Teach the skill vs. will distinction. Capability issues (someone can’t do the job despite trying) require patience, training, and support. Conduct issues (someone won’t do the job despite being able) need disciplinary action. Get this wrong and you’ll increase the chances of it all going wrong.

Implement structured probation processes. Day 1 induction setting clear expectations, week 1 check-in, formal reviews at 7, 45, and 90 days, with documented outcomes. No more waving people through probation because “we need the staff.”

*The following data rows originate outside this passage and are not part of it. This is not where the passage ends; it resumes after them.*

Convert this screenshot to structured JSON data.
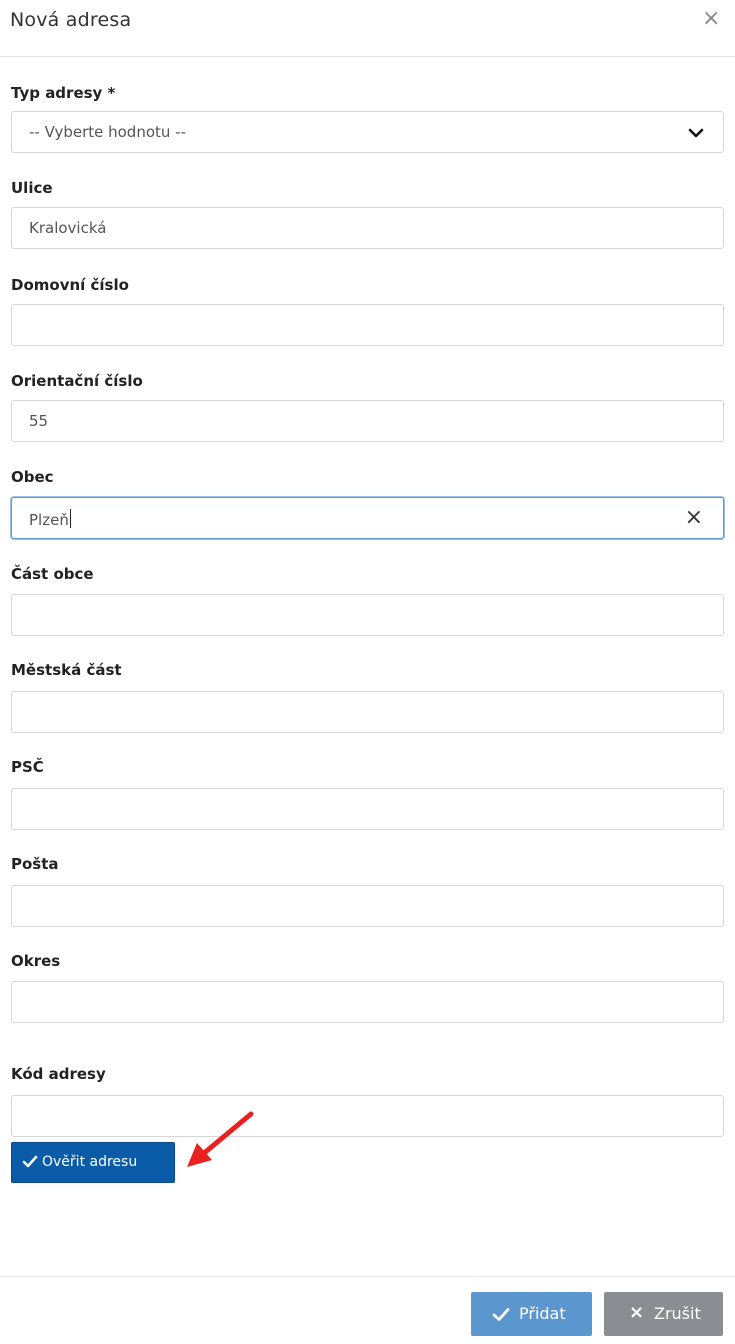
{
  "modal": {
    "title": "Nová adresa",
    "close_glyph": "×"
  },
  "form": {
    "typ_adresy": {
      "label": "Typ adresy *",
      "value": "-- Vyberte hodnotu --"
    },
    "ulice": {
      "label": "Ulice",
      "value": "Kralovická"
    },
    "domovni_cislo": {
      "label": "Domovní číslo",
      "value": ""
    },
    "orientacni_cislo": {
      "label": "Orientační číslo",
      "value": "55"
    },
    "obec": {
      "label": "Obec",
      "value": "Plzeň",
      "clear_glyph": "×"
    },
    "cast_obce": {
      "label": "Část obce",
      "value": ""
    },
    "mestska_cast": {
      "label": "Městská část",
      "value": ""
    },
    "psc": {
      "label": "PSČ",
      "value": ""
    },
    "posta": {
      "label": "Pošta",
      "value": ""
    },
    "okres": {
      "label": "Okres",
      "value": ""
    },
    "kod_adresy": {
      "label": "Kód adresy",
      "value": ""
    }
  },
  "buttons": {
    "verify": "Ověřit adresu",
    "add": "Přidat",
    "cancel": "Zrušit",
    "cancel_glyph": "×"
  },
  "colors": {
    "verify_button": "#0a5ca8",
    "add_button": "#5b96cf",
    "cancel_button": "#8a8d91",
    "annotation_arrow": "#e8201f"
  }
}
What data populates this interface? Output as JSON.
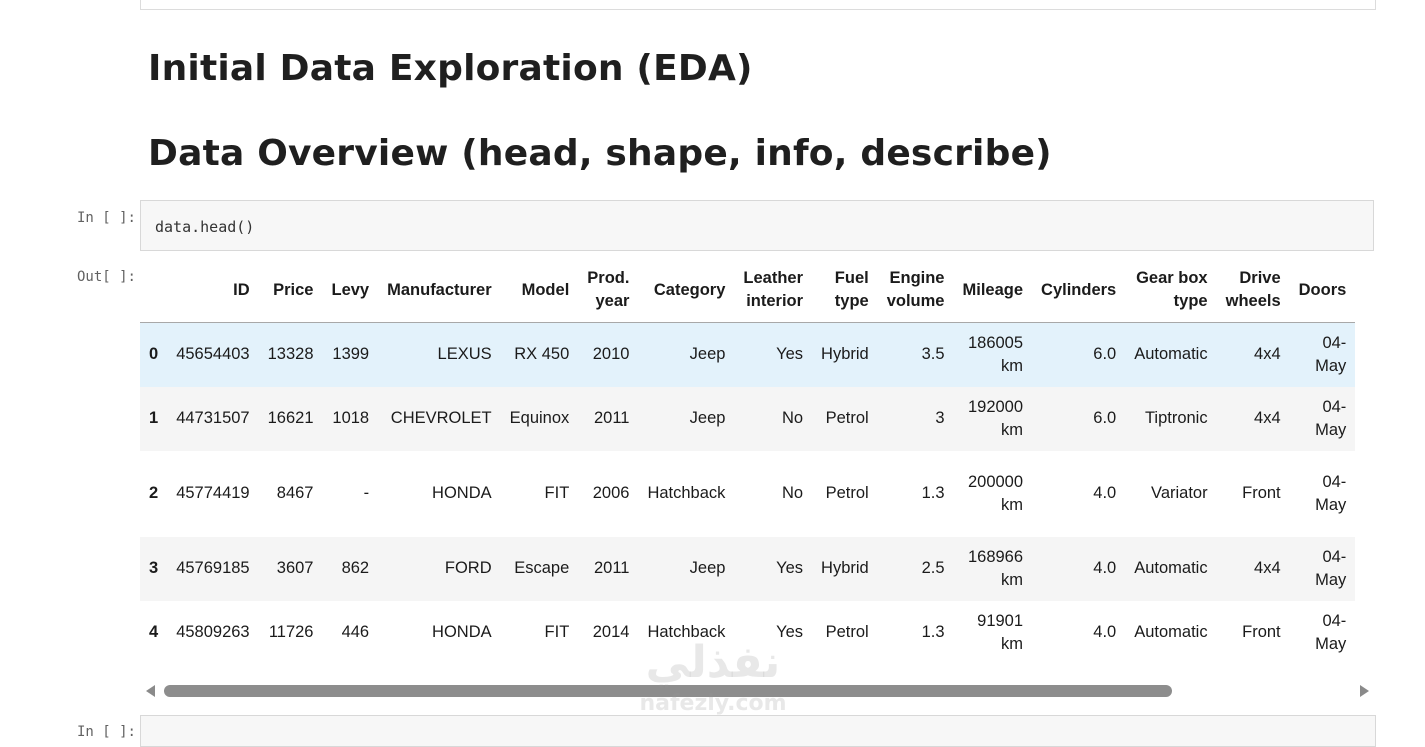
{
  "headings": {
    "h1": "Initial Data Exploration (EDA)",
    "h2": "Data Overview (head, shape, info, describe)"
  },
  "cells": {
    "input_prompt": "In [ ]:",
    "input_code": "data.head()",
    "output_prompt": "Out[ ]:",
    "next_prompt": "In [ ]:"
  },
  "table": {
    "columns": [
      {
        "l1": "",
        "l2": ""
      },
      {
        "l1": "",
        "l2": "ID"
      },
      {
        "l1": "",
        "l2": "Price"
      },
      {
        "l1": "",
        "l2": "Levy"
      },
      {
        "l1": "",
        "l2": "Manufacturer"
      },
      {
        "l1": "",
        "l2": "Model"
      },
      {
        "l1": "Prod.",
        "l2": "year"
      },
      {
        "l1": "",
        "l2": "Category"
      },
      {
        "l1": "Leather",
        "l2": "interior"
      },
      {
        "l1": "Fuel",
        "l2": "type"
      },
      {
        "l1": "Engine",
        "l2": "volume"
      },
      {
        "l1": "",
        "l2": "Mileage"
      },
      {
        "l1": "",
        "l2": "Cylinders"
      },
      {
        "l1": "Gear box",
        "l2": "type"
      },
      {
        "l1": "Drive",
        "l2": "wheels"
      },
      {
        "l1": "",
        "l2": "Doors"
      }
    ],
    "rows": [
      {
        "index": "0",
        "id": "45654403",
        "price": "13328",
        "levy": "1399",
        "manufacturer": "LEXUS",
        "model": "RX 450",
        "year": "2010",
        "category": "Jeep",
        "leather": "Yes",
        "fuel": "Hybrid",
        "engine": "3.5",
        "mileage_1": "186005",
        "mileage_2": "km",
        "cylinders": "6.0",
        "gearbox": "Automatic",
        "drive": "4x4",
        "doors_1": "04-",
        "doors_2": "May"
      },
      {
        "index": "1",
        "id": "44731507",
        "price": "16621",
        "levy": "1018",
        "manufacturer": "CHEVROLET",
        "model": "Equinox",
        "year": "2011",
        "category": "Jeep",
        "leather": "No",
        "fuel": "Petrol",
        "engine": "3",
        "mileage_1": "192000",
        "mileage_2": "km",
        "cylinders": "6.0",
        "gearbox": "Tiptronic",
        "drive": "4x4",
        "doors_1": "04-",
        "doors_2": "May"
      },
      {
        "index": "2",
        "id": "45774419",
        "price": "8467",
        "levy": "-",
        "manufacturer": "HONDA",
        "model": "FIT",
        "year": "2006",
        "category": "Hatchback",
        "leather": "No",
        "fuel": "Petrol",
        "engine": "1.3",
        "mileage_1": "200000",
        "mileage_2": "km",
        "cylinders": "4.0",
        "gearbox": "Variator",
        "drive": "Front",
        "doors_1": "04-",
        "doors_2": "May"
      },
      {
        "index": "3",
        "id": "45769185",
        "price": "3607",
        "levy": "862",
        "manufacturer": "FORD",
        "model": "Escape",
        "year": "2011",
        "category": "Jeep",
        "leather": "Yes",
        "fuel": "Hybrid",
        "engine": "2.5",
        "mileage_1": "168966",
        "mileage_2": "km",
        "cylinders": "4.0",
        "gearbox": "Automatic",
        "drive": "4x4",
        "doors_1": "04-",
        "doors_2": "May"
      },
      {
        "index": "4",
        "id": "45809263",
        "price": "11726",
        "levy": "446",
        "manufacturer": "HONDA",
        "model": "FIT",
        "year": "2014",
        "category": "Hatchback",
        "leather": "Yes",
        "fuel": "Petrol",
        "engine": "1.3",
        "mileage_1": "91901",
        "mileage_2": "km",
        "cylinders": "4.0",
        "gearbox": "Automatic",
        "drive": "Front",
        "doors_1": "04-",
        "doors_2": "May"
      }
    ]
  },
  "watermark": {
    "arabic": "نفذلي",
    "latin": "nafezly.com"
  },
  "colors": {
    "highlight_row": "#e3f2fb",
    "striped_row": "#f5f5f5",
    "scroll_thumb": "#8d8d8d"
  }
}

Develop feedback frameworks. The PEERS model (Permission, Explain, Effect, Required action, Support) gives managers structure for difficult conversations. They stop avoiding performance issues because they know how to address them constructively.

Create performance improvement systems. Clear criteria for what improvement looks like, specific timelines, regular check-ins, and documented support offered. This protects both the employee and your business.

Document everything properly. Every conversation, every support offered, every improvement or decline. If things escalate to dismissal, you need evidence you’ve followed a fair process.

The businesses that invest in performance management training see immediate results: fewer failed probations, reduced recruitment costs, improved team morale, and virtually eliminated tribunal risk around performance dismissals.